第59章(第2/6页)
是的,他是干部太宰治是干部候补,论年龄论资历论职位都是A更高,但,他就是矮太宰治一头,就是要在联合行动中交出指挥位,就是得老老实实按太宰治的作战计划走,从头到尾安静如鸡做个乖巧工具人。
A可以反抗,但他作的每个死都会成为刑讯记录上的呈堂证供。
干部A的楼层人员来往,脖颈上卡着诡异项圈的人是A的亲信,太宰治随便喊住一个,让他把办公室里的A叫出来。

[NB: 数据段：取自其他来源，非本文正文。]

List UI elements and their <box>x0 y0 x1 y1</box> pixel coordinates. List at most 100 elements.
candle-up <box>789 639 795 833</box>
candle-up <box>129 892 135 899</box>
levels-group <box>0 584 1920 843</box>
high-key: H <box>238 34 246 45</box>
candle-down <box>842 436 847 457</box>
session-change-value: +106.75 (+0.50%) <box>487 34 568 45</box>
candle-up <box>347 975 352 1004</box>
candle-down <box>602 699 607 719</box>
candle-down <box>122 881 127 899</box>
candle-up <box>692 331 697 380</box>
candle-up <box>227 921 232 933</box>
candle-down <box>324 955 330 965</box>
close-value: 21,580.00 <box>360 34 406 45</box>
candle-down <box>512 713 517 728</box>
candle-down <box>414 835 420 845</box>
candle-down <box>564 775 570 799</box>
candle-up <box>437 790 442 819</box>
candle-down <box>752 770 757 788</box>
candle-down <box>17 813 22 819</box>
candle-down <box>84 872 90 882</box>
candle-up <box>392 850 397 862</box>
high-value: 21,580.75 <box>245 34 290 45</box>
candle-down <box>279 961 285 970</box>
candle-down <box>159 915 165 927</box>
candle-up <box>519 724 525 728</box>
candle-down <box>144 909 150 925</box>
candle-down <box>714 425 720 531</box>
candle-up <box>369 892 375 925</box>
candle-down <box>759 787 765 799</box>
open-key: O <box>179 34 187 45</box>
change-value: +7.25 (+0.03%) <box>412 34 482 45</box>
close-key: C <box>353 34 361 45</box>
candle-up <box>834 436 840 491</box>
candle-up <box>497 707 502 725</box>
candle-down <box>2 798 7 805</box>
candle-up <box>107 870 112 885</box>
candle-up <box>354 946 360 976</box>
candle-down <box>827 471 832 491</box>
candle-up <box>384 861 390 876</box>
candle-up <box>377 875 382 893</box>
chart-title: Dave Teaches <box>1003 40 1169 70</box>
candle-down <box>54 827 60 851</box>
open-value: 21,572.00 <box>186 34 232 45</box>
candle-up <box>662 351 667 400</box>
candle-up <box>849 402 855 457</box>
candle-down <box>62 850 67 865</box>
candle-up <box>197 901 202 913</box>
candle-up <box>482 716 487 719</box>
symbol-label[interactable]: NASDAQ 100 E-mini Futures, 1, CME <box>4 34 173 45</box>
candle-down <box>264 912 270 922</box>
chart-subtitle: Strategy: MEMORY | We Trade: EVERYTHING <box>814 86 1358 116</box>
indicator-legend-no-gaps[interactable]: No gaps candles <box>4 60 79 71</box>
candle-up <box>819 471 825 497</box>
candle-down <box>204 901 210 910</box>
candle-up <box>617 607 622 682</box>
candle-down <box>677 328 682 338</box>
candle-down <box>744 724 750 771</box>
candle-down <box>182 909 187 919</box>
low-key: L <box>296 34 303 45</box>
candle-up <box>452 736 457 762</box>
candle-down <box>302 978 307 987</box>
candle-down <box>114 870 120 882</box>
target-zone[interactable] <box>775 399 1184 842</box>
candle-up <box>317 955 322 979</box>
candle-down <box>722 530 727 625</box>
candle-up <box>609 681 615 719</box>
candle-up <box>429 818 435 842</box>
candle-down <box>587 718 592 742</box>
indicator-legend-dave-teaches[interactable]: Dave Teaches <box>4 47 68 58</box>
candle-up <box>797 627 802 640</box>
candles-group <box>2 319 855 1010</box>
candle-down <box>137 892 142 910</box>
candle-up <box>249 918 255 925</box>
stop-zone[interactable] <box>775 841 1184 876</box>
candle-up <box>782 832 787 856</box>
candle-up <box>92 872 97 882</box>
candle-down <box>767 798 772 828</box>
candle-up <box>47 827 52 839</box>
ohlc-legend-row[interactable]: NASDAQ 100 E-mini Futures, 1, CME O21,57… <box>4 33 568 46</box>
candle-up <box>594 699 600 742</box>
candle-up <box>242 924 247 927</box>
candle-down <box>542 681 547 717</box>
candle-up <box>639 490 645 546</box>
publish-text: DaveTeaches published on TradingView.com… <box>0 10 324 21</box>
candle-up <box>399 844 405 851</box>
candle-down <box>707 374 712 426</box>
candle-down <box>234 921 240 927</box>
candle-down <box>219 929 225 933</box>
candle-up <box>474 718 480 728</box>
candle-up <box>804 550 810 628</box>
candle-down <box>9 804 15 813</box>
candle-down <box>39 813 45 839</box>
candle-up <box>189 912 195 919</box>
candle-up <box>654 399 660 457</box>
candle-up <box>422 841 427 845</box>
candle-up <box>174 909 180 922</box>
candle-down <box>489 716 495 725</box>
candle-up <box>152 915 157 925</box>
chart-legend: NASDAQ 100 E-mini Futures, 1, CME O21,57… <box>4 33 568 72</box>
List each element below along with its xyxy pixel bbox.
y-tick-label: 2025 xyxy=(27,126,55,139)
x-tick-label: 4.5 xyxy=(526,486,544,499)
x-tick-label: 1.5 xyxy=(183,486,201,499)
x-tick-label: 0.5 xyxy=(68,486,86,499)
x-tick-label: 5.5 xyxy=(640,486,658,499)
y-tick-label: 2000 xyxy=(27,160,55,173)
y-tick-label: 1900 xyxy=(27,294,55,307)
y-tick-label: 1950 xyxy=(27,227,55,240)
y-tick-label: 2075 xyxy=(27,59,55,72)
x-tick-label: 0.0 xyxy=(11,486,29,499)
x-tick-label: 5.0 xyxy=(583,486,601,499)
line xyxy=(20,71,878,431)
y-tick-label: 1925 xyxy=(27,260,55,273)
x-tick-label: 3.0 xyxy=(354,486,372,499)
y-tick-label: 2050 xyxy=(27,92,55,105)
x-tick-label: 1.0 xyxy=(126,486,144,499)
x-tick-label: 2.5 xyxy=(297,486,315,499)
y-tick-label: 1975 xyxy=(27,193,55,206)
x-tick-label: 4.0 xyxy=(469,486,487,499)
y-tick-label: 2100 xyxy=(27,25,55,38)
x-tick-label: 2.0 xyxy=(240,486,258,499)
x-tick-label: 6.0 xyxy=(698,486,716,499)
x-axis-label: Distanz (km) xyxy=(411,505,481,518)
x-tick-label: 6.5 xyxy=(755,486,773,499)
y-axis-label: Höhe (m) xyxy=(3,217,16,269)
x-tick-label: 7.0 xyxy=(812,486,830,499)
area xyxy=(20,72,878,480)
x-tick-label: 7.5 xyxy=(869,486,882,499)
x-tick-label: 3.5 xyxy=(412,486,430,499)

越靠近A的办公室越会被他吸走智商,太宰治对此深信不疑,他甚至想临时用绷带充作口罩把脸蒙住,减少呼吸降智空气的表面积。
A怨恨太宰治对他召之即来挥之即去的逗狗态度,又打不过他,脸上写满忍耐地走出办公室:“……有事?”
太宰治掏出口袋里揉成腌菜的机密文件,隔空扔过去,用行动表示自己与智商黑洞污染源隔离的决心。
A想到自己每次都是整整齐齐把资料熨烫服帖才交给森鸥外,而太宰治不仅任务报告敷衍得要死,甚至经常用重要文件裹奶酪火腿三明治,森鸥外却像瞎了一样无视,心间涌出一股不甘心。
可恶,只有太宰治才是森鸥外的好大儿,其他人都是从垃圾堆里捡来的!
人来人往的楼层间,好大儿和私生子彼此对视,都认为对方与森鸥外之间存在不可告人的亲子关系。
“既然BOSS要我配合你做收尾工作。”A咬文嚼字,“那么,我就等太宰君的好消息了。”
言下之意,事情没搞定前休想让他加班。
四舍五入等于使唤太宰治干活顺带白嫖一座新赌场,A的心情阳光灿烂。
“是这样。”太宰治懒洋洋地说,“只要你把赌金给足,随便。”
A身体一僵:“清扫任务不是带人砸场子吗?你要赌金干嘛?”
“你在说什么呢?”太宰治惊奇地反问,“港口Mafia又不是无缘无故破坏别人私有财产的强盗组织,谁告诉你我是去带人砸场子?”
“你的意思是?”A预感到自己即将听到无耻的最高级。
“我只是个误入赌场的游客。”太宰治摊摊手,“因为在赌场输得太多,怀疑荷官作弊,所以小小的替自己找回公道而已。”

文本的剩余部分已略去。